The image revealed a mass on the right lobe of her brain. “I was in complete shock,” Kelly said, noting that she was in excellent physical shape with no other symptoms than the headaches. She called her mother, who was driving home from an appointment, with the news, and the two women, along with Kelly’s then-boyfriend, returned to the Cleveland Clinic main campus the next day.
“They pulled up the MRI and we just stared at it. We asked the doctor if it was a tumor,” Pat recalled.
“My primary care doctor just said, ‘All I can tell you is that you have a mass in your brain,’” added Kelly, who said her reaction was somewhere “between shock and relief” – the shock of the diagnosis, and relief that the cause of her pain had been discovered.
Enter neurosurgeon Violette Recinos. “They brought in this beautiful woman surgeon, Dr. Recinos, and they hit it off right away,” Pat recalled.
Recinos recalled that initial meeting. “She is such a sweet, positive person. She struck me as someone who was willing to face this.” She described Patterson’s proactive attitude as “I have no time to sit here and worry. What are we going to do?”
Kelly said surgery to remove the tumor was scheduled for the following week. “I went from having migraines to ‘Wow, this is serious.’”
Family gathered at the clinic on Sept. 30, 2011, as Recinos and her team removed most of Patterson’s right frontal lobe, leaving behind an inoperable portion that Patterson said is about the size of a peanut. After 48 hours, Patterson was home and mobile. But then came the biopsy results everyone dreaded: stage 2 oligodendroglioma, a form of brain cancer.
After 11 months of chemotherapy, pills which Pat Patterson said were tailored to her daughter’s specific case, the small lesion hasn’t changed in 18 months. She said the Cleveland Clinic is working on a pill that may help get rid of this lesion. “We’re praying every day because she would be the perfect candidate,” she said.

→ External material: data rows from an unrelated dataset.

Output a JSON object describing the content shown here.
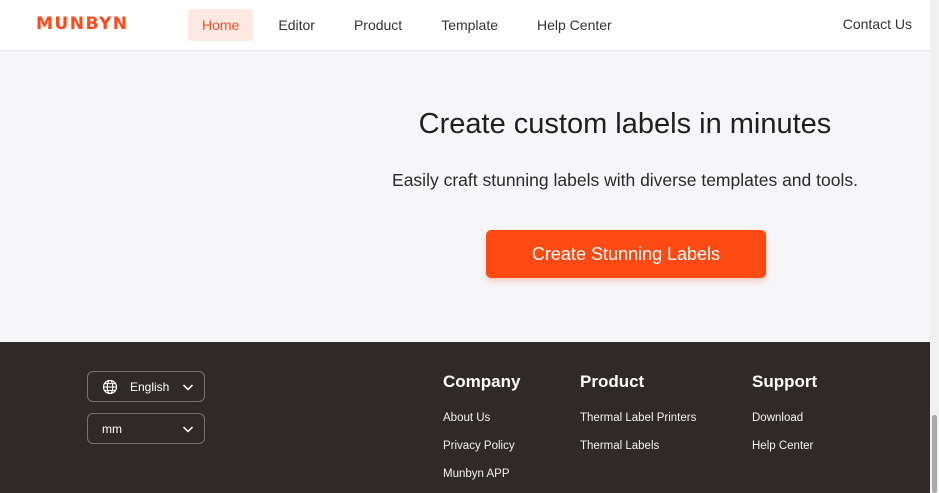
{
  "header": {
    "logo": "MUNBYN",
    "nav": [
      {
        "label": "Home",
        "active": true
      },
      {
        "label": "Editor",
        "active": false
      },
      {
        "label": "Product",
        "active": false
      },
      {
        "label": "Template",
        "active": false
      },
      {
        "label": "Help Center",
        "active": false
      }
    ],
    "contact": "Contact Us"
  },
  "hero": {
    "title": "Create custom labels in minutes",
    "subtitle": "Easily craft stunning labels with diverse templates and tools.",
    "cta": "Create Stunning Labels"
  },
  "footer": {
    "language": "English",
    "unit": "mm",
    "columns": [
      {
        "title": "Company",
        "links": [
          "About Us",
          "Privacy Policy",
          "Munbyn APP"
        ]
      },
      {
        "title": "Product",
        "links": [
          "Thermal Label Printers",
          "Thermal Labels"
        ]
      },
      {
        "title": "Support",
        "links": [
          "Download",
          "Help Center"
        ]
      }
    ]
  },
  "colors": {
    "accent": "#ff4a14",
    "nav_active_bg": "#fde8e2",
    "footer_bg": "#2f2a28",
    "hero_bg": "#f6f5f8"
  }
}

Kelly Patterson credits her spirituality as well as a strong work ethic with not letting cancer take over her life. “I kept going and focused on work. I worked very part time. I didn’t feel good, I called off. Fitworks was awesome about it. There was no way I could (have done it) with a 9-to-5 job,” she stated.
As a fitness instructor, Patterson has emphasized good nutrition for herself and her clients, but now she says she eats almost a raw diet of basically salads and vegetables, free of gluten, alcohol and sugar. She explained that sugar can react with cancer cells.

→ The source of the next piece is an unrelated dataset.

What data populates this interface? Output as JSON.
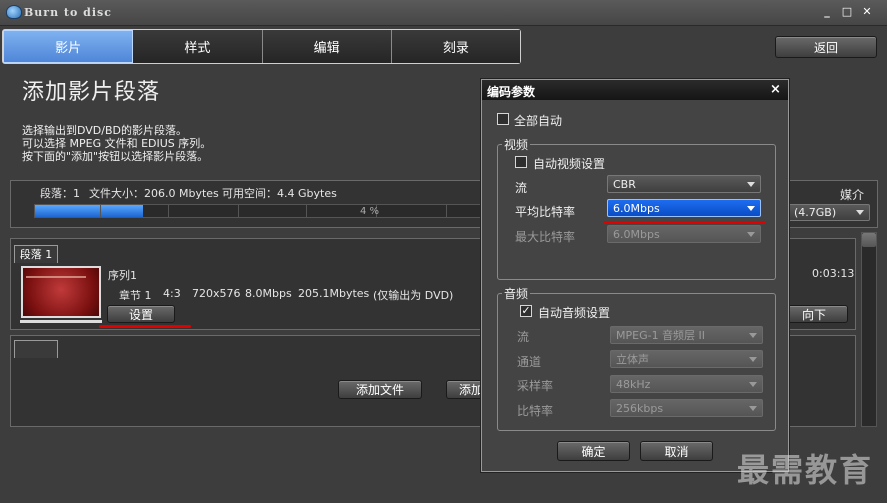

But the battle is not over. According to Recinos, Patterson’s outlook for long-term survival is good, but she will need lifelong monitoring, due to the makeup of brain cells. “Even if we had gotten all of it out, we would have to follow up long term,” she said. Patterson noted that she has an MRI done every three months.
“It’s been quite a journey,” reflected Pat Patterson, who said her daughter will still take naps between her morning and afternoon shifts at Fitworks. “She’s so grateful every day. She has a lot of depth.”
Kelly added that this is one opponent that will not get the best of her. “I accept it and move on. I still can do the things I like to do, and I’m grateful for that.”